生活 更新时间:2025-02-23 11:10:24

文丨老館主

春天裡,一切仿佛都恢複了生機。

鳥雀在吐着嫩綠的枝頭上快活地啾鳴,它們的啾鳴簡單而又純粹,好像從來就沒有為明天憂愁過;山花正拼盡全力地濃烈綻放,它們中的絕大多數,注定會在夏季來臨前凋零,凋零在這個空蕩的村莊裡。所以,它們害怕辜負短暫的生命,愧對充滿仁愛的春天。

走進春天散文(散文春天裡)1

△春天裡的蘆田

村莊空蕩卻不寂寞。母親正在竈房裡張羅着飯菜,我似一個田舍郞般地躬身在春風春雨裡,壘砌着被雨水沖塌的田埂;雞的、鴨的、狗的叫聲總是在不經意間此起彼伏地響起,猶如在合奏一曲亘古不變的鄉謠。

隻是蘆田人已不養豬十幾年,牛也隻剩下傳碧兄牛欄裡的那一頭。沒有豬、牛的參與,這樣的鄉謠略顯單調。

去年的春天,我在魚塘放下兩斤鲫魚苗後,便與它們相忘于江湖。魚兒經過一年不聞不問的生長,已有兩指粗。着紅妝與淡妝的它們成群結隊地在水草中遊曳,裝作不認得我這個主人,無視我的存在。

我鄉的風俗為頭戊過後,便可開始掃墓。在這十多天的時間裡,遠行的蘆田人陸陸續續從四面八方趕回,懷着一顆虔誠的心,用鋤頭和刀,對先祖的墳墓用心的修繕。

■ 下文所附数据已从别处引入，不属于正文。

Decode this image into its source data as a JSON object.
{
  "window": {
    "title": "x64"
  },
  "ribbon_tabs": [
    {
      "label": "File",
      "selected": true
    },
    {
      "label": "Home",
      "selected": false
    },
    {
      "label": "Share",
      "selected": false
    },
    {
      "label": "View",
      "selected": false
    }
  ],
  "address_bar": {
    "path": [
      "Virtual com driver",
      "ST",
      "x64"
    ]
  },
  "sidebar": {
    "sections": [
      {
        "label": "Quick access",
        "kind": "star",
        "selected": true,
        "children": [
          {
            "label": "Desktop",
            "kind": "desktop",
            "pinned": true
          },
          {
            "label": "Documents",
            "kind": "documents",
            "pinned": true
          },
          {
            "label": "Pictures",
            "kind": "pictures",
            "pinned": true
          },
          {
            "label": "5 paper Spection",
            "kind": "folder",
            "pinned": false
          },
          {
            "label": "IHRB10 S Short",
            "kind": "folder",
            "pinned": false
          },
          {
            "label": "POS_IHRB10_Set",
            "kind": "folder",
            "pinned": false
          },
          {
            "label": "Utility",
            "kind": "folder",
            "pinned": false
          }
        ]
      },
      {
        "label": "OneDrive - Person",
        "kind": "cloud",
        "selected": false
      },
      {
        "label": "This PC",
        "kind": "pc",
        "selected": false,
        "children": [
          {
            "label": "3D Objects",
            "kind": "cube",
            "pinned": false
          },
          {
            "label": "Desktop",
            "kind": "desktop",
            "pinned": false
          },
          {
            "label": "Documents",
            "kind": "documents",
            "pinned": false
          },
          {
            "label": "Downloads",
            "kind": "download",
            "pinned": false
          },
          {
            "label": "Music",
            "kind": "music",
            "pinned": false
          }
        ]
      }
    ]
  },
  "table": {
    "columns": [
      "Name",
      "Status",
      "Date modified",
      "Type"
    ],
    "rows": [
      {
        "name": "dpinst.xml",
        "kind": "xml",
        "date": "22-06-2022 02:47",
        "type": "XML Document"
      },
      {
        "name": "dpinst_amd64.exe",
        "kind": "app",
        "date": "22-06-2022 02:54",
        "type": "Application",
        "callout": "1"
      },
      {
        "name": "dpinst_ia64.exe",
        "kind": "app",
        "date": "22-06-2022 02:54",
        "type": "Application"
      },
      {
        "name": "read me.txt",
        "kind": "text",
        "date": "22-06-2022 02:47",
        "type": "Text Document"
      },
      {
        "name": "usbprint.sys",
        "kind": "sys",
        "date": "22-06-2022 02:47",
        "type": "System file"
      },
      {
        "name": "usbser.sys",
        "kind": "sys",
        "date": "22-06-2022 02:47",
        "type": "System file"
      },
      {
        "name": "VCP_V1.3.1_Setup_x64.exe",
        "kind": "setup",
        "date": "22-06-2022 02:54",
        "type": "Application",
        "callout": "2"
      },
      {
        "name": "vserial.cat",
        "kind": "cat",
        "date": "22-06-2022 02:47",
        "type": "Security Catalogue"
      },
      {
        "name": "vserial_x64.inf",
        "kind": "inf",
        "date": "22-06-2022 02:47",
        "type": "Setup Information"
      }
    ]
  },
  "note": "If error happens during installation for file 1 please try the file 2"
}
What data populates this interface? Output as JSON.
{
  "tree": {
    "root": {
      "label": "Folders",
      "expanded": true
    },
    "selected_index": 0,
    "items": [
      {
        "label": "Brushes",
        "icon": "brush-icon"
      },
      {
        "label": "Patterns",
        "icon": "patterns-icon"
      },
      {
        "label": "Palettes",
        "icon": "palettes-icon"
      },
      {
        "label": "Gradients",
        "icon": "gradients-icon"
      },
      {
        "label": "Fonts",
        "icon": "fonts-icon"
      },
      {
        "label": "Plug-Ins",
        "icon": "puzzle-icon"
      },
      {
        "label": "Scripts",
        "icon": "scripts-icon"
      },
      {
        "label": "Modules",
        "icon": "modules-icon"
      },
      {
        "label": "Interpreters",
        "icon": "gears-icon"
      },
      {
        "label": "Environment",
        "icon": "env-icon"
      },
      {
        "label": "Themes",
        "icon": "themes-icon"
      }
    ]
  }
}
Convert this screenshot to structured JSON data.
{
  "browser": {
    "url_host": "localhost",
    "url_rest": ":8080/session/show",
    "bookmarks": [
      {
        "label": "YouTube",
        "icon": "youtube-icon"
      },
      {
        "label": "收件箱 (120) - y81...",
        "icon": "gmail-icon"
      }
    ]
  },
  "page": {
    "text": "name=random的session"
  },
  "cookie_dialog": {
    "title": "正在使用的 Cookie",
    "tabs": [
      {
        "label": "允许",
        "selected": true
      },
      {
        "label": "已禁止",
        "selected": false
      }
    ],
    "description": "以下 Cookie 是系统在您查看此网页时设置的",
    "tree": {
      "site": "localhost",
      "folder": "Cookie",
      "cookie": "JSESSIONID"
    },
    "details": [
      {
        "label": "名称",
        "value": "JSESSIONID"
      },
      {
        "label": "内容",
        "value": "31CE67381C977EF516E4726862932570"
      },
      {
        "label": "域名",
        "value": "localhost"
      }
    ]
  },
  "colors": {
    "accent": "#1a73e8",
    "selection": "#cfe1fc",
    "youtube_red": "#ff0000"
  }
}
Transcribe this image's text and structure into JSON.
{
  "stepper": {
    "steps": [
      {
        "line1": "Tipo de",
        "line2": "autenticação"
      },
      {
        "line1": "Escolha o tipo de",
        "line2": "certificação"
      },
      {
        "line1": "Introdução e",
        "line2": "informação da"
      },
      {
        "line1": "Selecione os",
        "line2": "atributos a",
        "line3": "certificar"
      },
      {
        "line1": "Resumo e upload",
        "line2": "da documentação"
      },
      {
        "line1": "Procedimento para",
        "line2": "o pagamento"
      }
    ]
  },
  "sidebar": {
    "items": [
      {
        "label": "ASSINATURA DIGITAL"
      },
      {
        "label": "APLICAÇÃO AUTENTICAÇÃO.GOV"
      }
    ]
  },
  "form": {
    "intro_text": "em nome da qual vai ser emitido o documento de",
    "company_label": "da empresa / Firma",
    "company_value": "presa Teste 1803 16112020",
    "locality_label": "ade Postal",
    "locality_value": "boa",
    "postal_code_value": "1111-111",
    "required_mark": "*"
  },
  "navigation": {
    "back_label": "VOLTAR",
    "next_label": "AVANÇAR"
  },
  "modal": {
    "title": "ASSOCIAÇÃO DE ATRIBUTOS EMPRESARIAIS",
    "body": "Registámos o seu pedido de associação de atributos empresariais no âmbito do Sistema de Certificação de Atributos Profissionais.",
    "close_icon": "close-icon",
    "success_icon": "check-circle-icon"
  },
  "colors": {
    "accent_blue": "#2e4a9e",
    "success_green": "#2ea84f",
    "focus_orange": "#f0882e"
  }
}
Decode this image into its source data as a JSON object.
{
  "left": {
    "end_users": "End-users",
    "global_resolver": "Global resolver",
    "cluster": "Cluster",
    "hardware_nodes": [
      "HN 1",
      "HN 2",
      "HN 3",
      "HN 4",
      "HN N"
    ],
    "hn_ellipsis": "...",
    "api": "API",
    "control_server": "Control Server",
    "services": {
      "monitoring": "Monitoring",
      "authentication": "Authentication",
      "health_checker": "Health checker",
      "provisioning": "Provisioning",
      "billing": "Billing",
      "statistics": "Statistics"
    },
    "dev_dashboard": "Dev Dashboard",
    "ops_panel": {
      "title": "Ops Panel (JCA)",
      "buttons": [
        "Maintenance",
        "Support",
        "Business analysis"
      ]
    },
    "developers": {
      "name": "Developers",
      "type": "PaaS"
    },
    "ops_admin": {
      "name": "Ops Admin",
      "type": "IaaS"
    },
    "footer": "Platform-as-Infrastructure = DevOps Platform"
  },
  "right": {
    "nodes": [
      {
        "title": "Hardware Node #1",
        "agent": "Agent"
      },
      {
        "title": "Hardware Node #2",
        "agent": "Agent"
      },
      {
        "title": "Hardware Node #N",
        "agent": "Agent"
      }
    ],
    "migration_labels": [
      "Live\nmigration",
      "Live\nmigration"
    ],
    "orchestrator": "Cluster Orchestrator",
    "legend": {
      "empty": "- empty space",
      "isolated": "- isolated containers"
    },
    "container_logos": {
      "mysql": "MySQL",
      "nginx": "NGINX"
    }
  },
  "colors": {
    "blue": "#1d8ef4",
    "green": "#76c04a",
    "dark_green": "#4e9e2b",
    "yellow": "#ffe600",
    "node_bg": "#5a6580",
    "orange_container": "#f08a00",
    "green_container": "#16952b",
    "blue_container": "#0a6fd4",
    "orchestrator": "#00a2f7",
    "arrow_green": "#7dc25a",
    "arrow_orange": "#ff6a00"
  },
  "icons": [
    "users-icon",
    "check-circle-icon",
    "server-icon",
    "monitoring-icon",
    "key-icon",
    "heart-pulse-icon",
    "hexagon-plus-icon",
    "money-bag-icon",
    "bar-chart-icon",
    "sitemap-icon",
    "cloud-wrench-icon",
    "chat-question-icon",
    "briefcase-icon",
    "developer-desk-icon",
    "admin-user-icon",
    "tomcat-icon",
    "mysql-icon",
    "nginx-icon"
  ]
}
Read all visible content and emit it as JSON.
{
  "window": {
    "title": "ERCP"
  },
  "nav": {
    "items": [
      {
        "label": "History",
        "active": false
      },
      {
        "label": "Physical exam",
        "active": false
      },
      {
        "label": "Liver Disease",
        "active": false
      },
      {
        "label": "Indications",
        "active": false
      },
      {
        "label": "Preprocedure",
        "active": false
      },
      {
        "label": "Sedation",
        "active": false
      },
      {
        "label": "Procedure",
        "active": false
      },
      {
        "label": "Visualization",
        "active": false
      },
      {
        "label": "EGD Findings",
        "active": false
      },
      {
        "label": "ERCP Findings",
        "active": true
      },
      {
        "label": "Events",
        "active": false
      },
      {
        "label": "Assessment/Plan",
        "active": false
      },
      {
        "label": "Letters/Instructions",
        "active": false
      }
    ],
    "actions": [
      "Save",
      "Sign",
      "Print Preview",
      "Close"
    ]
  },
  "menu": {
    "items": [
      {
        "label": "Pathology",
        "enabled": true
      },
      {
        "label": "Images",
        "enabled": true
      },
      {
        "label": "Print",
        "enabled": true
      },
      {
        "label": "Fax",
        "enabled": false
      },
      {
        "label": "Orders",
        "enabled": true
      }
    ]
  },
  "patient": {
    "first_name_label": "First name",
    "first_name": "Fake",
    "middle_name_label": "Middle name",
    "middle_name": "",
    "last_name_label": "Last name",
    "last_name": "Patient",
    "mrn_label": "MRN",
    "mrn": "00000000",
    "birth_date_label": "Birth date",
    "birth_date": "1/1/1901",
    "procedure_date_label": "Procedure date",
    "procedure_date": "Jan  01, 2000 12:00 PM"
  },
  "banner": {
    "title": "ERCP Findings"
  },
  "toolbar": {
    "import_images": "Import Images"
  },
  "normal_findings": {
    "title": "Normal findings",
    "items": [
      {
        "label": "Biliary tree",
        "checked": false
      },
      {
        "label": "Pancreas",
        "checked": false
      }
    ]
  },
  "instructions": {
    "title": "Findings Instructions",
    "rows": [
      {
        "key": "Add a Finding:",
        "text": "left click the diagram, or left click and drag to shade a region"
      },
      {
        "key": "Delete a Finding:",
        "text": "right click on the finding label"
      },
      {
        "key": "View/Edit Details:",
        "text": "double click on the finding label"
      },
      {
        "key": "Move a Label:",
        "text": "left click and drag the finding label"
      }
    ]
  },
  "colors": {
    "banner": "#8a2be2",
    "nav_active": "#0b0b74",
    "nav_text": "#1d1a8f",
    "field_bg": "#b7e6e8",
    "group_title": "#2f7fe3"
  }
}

然後在墳頭插上系滿白紙錢的青枝,點上香紙,燃響鞭炮,風塵滿面地跪在先祖的面前,磕幾個響頭後,又火急火燎地被生活裹挾着四散于天涯。

“人生最終的價值,在于覺醒和思考的能力,而不隻是在于生存”。可是,水深火熱的生活不容許蘆田人做太多的思考。

我祖父墓地左邊的墳墓裡躺着一位石苗村的族祖,亦是我一位表姑的親戚。每年幾乎都是我們兄弟幾個先去挂青,掃墓時,我們順帶着給族祖的墳墓也掃了,并給他的墳頭也插上青枝。

他的後代很是感激,又苦于彼此的不識,隻得年年托付表姑代為感謝。如此素昧平生的相互溫暖,又是清明存在的另一種意義。

掃墓結束後,傳碧兄從集市上買回兩柱長香,在堂屋的神龛面前把香焚燃後,一臉胡茬的他,又将瘦弱的自己投入到屋門前的水田中。他的母親,坐在門前的矮凳上,拄着拐杖,慈愛地望着他;他那年年生病的父親,正頑強地躺在縣城醫院的病床上。

二十一世紀了,他的能力局限着他仍隻能使用最原始的鋤耙耕作方式。但他有自己來源于生活的智慧,他将兩個蛇皮袋縫合在一起,一頭綁上拖繩,做成了簡單而雙輕便的水田平整“運泥船”。

春天之于詩人,是“惜春長怕花開早,何況落紅無數”;之于愛情,是“紅豆生南國,春來發幾枝”;之于傳碧兄,是“春種一粒粟,秋收萬顆子”。一樣春意,萬千愁緒。

海德格爾說:人安靜的活着,哪怕是靜靜地聽着風聲,亦能感覺到詩意般的生活。整個蘆田,隻有閑人如我,厮守着這座小小的村莊,蹲守着屋門前的那株紫玉蘭,用半個春天的時間,記錄着一樹花開。

我,靜待一樹花開

寫于2021年3月31日

[責編:劉瀚潞]

[來源:新湖南客戶端]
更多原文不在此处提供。